L’impatience est le privilège des forts. Cela doit devenir l’inverse.

Les plus pauvres, par nature, sont contraints d’être patients, c’est a dire, au sens propre, de souffrir ; et au sens figuré, de ne pas attendre de résultats rapides de leurs efforts. Pour eux, aucun désir ne peut être satisfait dans l’immédiat. Accumuler de quoi satisfaire les besoins les plus élémentaires, comme se loger ou se nourrir, prend beaucoup de temps: il faut épargner pour cela, longtemps. Pour eux, la récompense n’est que, au mieux, dans très longtemps ou par une autre génération ou dans une autre vie.

A l’inverse, les puissants ont tous les droits. En particulier celui de ne pas attendre pour voir satisfaits leurs désirs. Ils exigent tout, tout de suite. Leur impatience pousse les financiers a vouloir une rentabilité immédiate; elle pousse les entreprises a se contenter de projets immédiats.

Et la publicité pousse les classes moyennes vers le même modèle : pourquoi vous priver? Pourquoi attendre?; cela pousse aussi les électeurs a vouloir une satisfaction immédiate, et les politiques a tenter de les satisfaire dans l’instant. Cela pousse les uns et les autres a l’endettement, mesure de l’impatience.

Ce modèle, qui renvoie a l’essentiel, c’est a dire au rapport au temps, est suicidaire. Et on pourrait expliquer toute la dynamique de nos démocraties de marché autour de cette idée. C’est cela qu’il faut inverser: l’impatience doit devenir le droit des pauvres. La patience doit être le devoir des riches.

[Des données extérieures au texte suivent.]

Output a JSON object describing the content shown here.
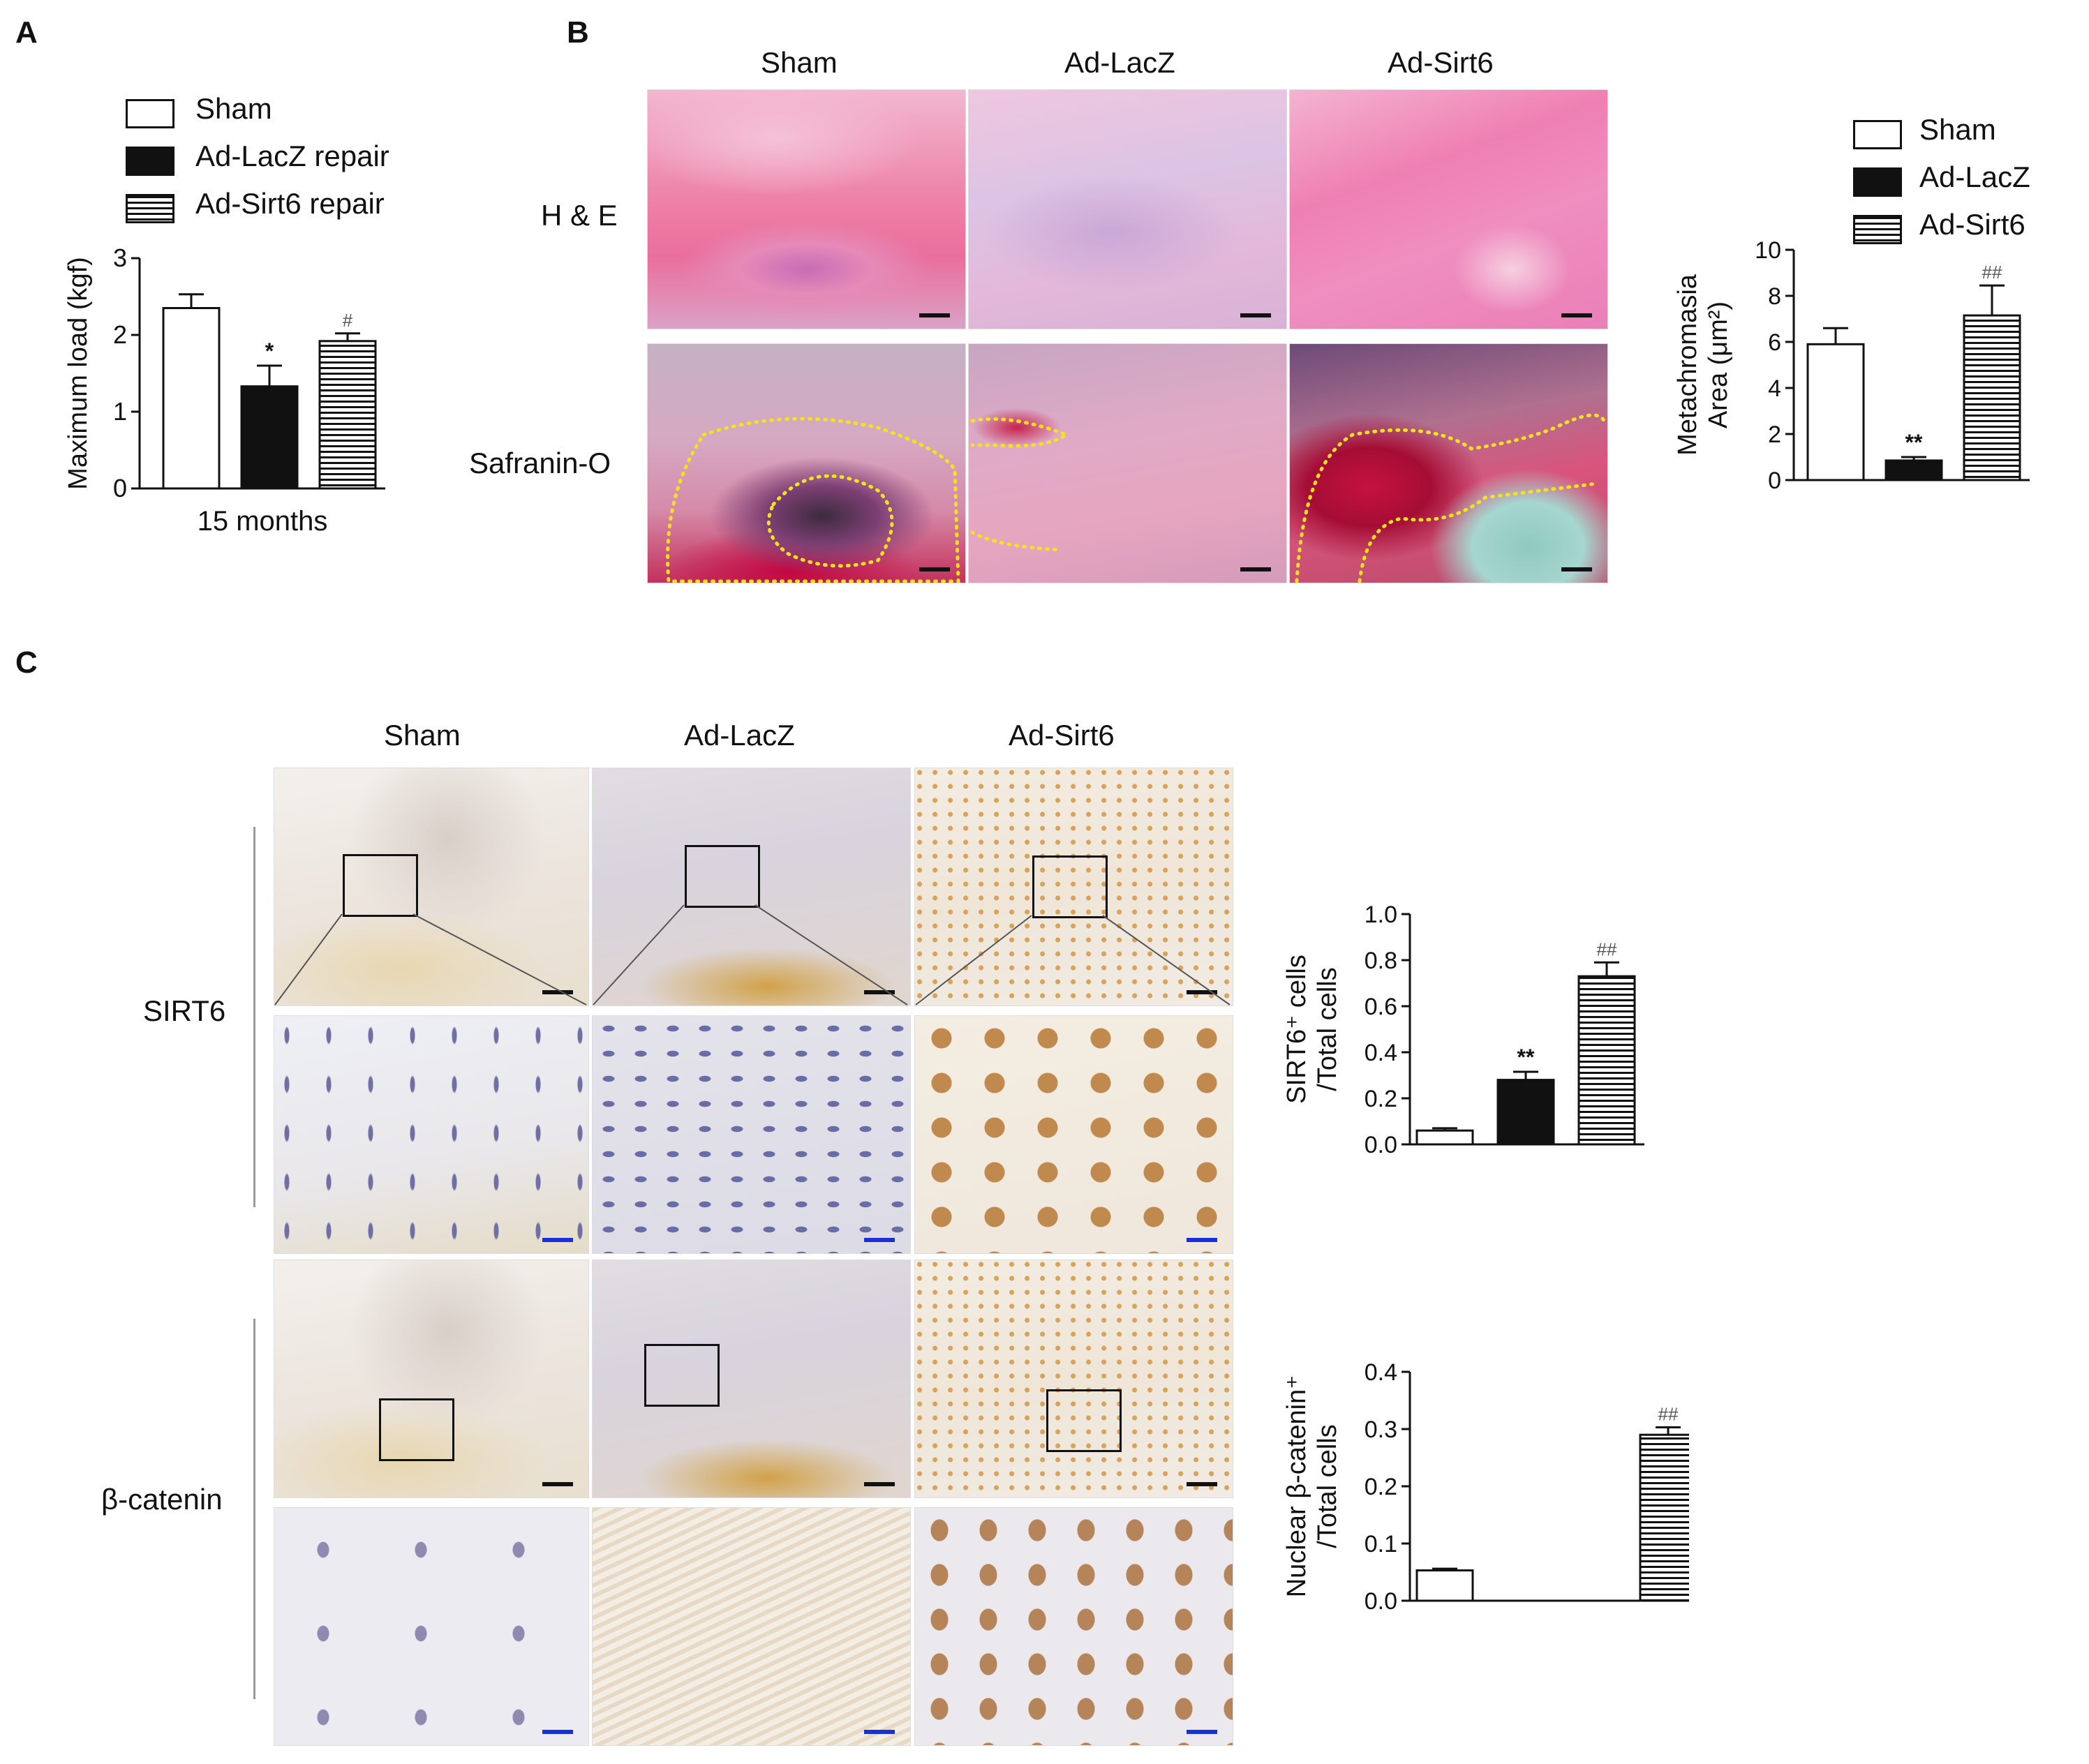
{
  "panels": {
    "A": {
      "letter": "A",
      "legend": [
        "Sham",
        "Ad-LacZ repair",
        "Ad-Sirt6 repair"
      ],
      "group_label": "15 months"
    },
    "B": {
      "letter": "B",
      "columns": [
        "Sham",
        "Ad-LacZ",
        "Ad-Sirt6"
      ],
      "rows": [
        "H & E",
        "Safranin-O"
      ],
      "legend": [
        "Sham",
        "Ad-LacZ",
        "Ad-Sirt6"
      ]
    },
    "C": {
      "letter": "C",
      "columns": [
        "Sham",
        "Ad-LacZ",
        "Ad-Sirt6"
      ],
      "rows": [
        "SIRT6",
        "β-catenin"
      ]
    }
  },
  "chart_data": [
    {
      "id": "A",
      "type": "bar",
      "categories": [
        "Sham",
        "Ad-LacZ repair",
        "Ad-Sirt6 repair"
      ],
      "values": [
        2.35,
        1.33,
        1.92
      ],
      "errors": [
        0.18,
        0.27,
        0.1
      ],
      "annotations": [
        "",
        "*",
        "#"
      ],
      "ylabel": "Maximum load (kgf)",
      "xlabel": "15 months",
      "ylim": [
        0,
        3
      ],
      "yticks": [
        "0",
        "1",
        "2",
        "3"
      ],
      "fills": [
        "white",
        "black",
        "hatched"
      ]
    },
    {
      "id": "B",
      "type": "bar",
      "categories": [
        "Sham",
        "Ad-LacZ",
        "Ad-Sirt6"
      ],
      "values": [
        5.9,
        0.85,
        7.15
      ],
      "errors": [
        0.7,
        0.15,
        1.3
      ],
      "annotations": [
        "",
        "**",
        "##"
      ],
      "ylabel_lines": [
        "Metachromasia",
        "Area (μm²)"
      ],
      "ylim": [
        0,
        10
      ],
      "yticks": [
        "0",
        "2",
        "4",
        "6",
        "8",
        "10"
      ],
      "fills": [
        "white",
        "black",
        "hatched"
      ]
    },
    {
      "id": "C1",
      "type": "bar",
      "categories": [
        "Sham",
        "Ad-LacZ",
        "Ad-Sirt6"
      ],
      "values": [
        0.06,
        0.28,
        0.73
      ],
      "errors": [
        0.01,
        0.035,
        0.06
      ],
      "annotations": [
        "",
        "**",
        "##"
      ],
      "ylabel_lines": [
        "SIRT6⁺ cells",
        "/Total cells"
      ],
      "ylim": [
        0,
        1.0
      ],
      "yticks": [
        "0.0",
        "0.2",
        "0.4",
        "0.6",
        "0.8",
        "1.0"
      ],
      "fills": [
        "white",
        "black",
        "hatched"
      ]
    },
    {
      "id": "C2",
      "type": "bar",
      "categories": [
        "Sham",
        "Ad-LacZ",
        "Ad-Sirt6"
      ],
      "values": [
        0.053,
        0.0,
        0.29
      ],
      "errors": [
        0.003,
        0.0,
        0.013
      ],
      "annotations": [
        "",
        "",
        "##"
      ],
      "ylabel_lines": [
        "Nuclear β-catenin⁺",
        "/Total cells"
      ],
      "ylim": [
        0,
        0.4
      ],
      "yticks": [
        "0.0",
        "0.1",
        "0.2",
        "0.3",
        "0.4"
      ],
      "fills": [
        "white",
        "black",
        "hatched"
      ]
    }
  ]
}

Le concept de “capitalisme patient”, que j’ai proposé il y a trois ans, pour décrire la responsabilité sociale d’entreprise doit devenir plus général. Il doit s’appliquer autant que possible a l’action de recherches et d’investissement des dirigeants de l’économie. Cela est plus facile a mettre en oeuvre pour des entreprises non cotées, a l’abri des caprices des traders.

De même, le secteur du social business, est lui aussi fondé sur la patience de ceux qui y investissent. Il est appelé a un grand avenir.

Il doit aussi s’appliquer aux hommes d’état qui doivent attendre d’être récompensés par la trace qu’ils laisseront dans l’histoire plus que par le prochain sondage. Et les électeurs sont assez murs pour que la patience ne contredise pas la démocratie. la patience doit devenir la vertu des dirigeants. Et même un critère pour les choisir.

A l’inverse, les pauvres, eux, doivent être impatients. Impatients de recevoir les moyens, en particulier financiers et politiques de la dignité. Le monde est riche et injuste. Ils doivent le remettre en cause. Ils doivent refuser les gaspillages, la myopie, les caprices des riches.

De leur impatience, de leur colère même, dépend la survie du monde.